Traditionally, a method of staged multivessel PCI is used in which only the culprit lesion is treated at the time of the acute STEMI and other significant lesions are treated in approximately 1 month.8 Evidence, however, supports that complete revascularization at the time of a STEMI leads to improved short- and long-term survival vs the staged approach.9 Our patient had no further episodes of ACS after his complete revascularization despite ongoing treatment with rituximab. Therefore, in high-risk patients who present with rituximab-induced ACS, a complete revascularization may be warranted at the time of the initial angiogram, but further research is needed to routinely suggest this approach.

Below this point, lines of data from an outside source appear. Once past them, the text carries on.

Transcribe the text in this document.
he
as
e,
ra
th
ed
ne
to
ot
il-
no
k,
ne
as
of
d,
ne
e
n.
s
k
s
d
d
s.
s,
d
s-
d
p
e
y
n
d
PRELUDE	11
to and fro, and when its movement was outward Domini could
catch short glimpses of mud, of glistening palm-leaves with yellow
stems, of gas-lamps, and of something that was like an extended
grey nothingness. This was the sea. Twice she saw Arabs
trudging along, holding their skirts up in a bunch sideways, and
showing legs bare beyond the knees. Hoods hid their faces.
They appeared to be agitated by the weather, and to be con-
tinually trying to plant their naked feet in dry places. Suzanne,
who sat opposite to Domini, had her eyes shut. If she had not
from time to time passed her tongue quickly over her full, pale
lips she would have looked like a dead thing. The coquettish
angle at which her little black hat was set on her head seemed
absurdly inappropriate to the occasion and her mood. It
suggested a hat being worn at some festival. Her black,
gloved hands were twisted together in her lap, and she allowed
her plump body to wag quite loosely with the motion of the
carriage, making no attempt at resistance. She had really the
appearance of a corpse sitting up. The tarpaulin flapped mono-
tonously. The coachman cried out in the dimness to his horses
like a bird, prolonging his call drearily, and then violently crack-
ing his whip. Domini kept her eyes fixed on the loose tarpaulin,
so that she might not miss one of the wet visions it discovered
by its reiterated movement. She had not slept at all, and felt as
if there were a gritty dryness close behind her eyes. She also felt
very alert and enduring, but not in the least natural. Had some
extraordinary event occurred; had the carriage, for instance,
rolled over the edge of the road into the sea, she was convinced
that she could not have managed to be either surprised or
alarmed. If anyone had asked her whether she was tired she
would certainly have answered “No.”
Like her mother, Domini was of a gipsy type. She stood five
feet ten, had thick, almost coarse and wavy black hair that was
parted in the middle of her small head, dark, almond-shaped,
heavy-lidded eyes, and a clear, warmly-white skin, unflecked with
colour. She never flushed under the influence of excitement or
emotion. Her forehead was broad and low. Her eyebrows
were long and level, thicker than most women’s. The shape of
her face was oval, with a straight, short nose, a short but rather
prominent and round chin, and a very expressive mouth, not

Our case demonstrates ACS in a patient immediately after receiving rituximab infusion for non-Hodgkin lymphoma, a rare but potentially fatal complication associated with chemotherapy infusion. After complete revascularization of all lesions at the time of the patient's STEMI, he was able to continue chemotherapy treatment under the guidance of a comprehensive multidisciplinary approach between cardiology and oncology. While further studies are needed to better understand the effects of rituximab and ACS, along with the potential benefits of complete revascularization at the time of intervention, we recommend a collaborative approach to treat these complicated patients.
CONCLUSION
In individuals with ACS because of chemotherapy, complete revascularization PCI should be considered.
This article meets the Accreditation Council for Graduate Medical Education and the American Board of Medical Specialties Maintenance of Certification competencies for Patient Care and Medical Knowledge.
ACKNOWLEDGMENTS
The authors have no financial or proprietary interest in the subject matter of this article.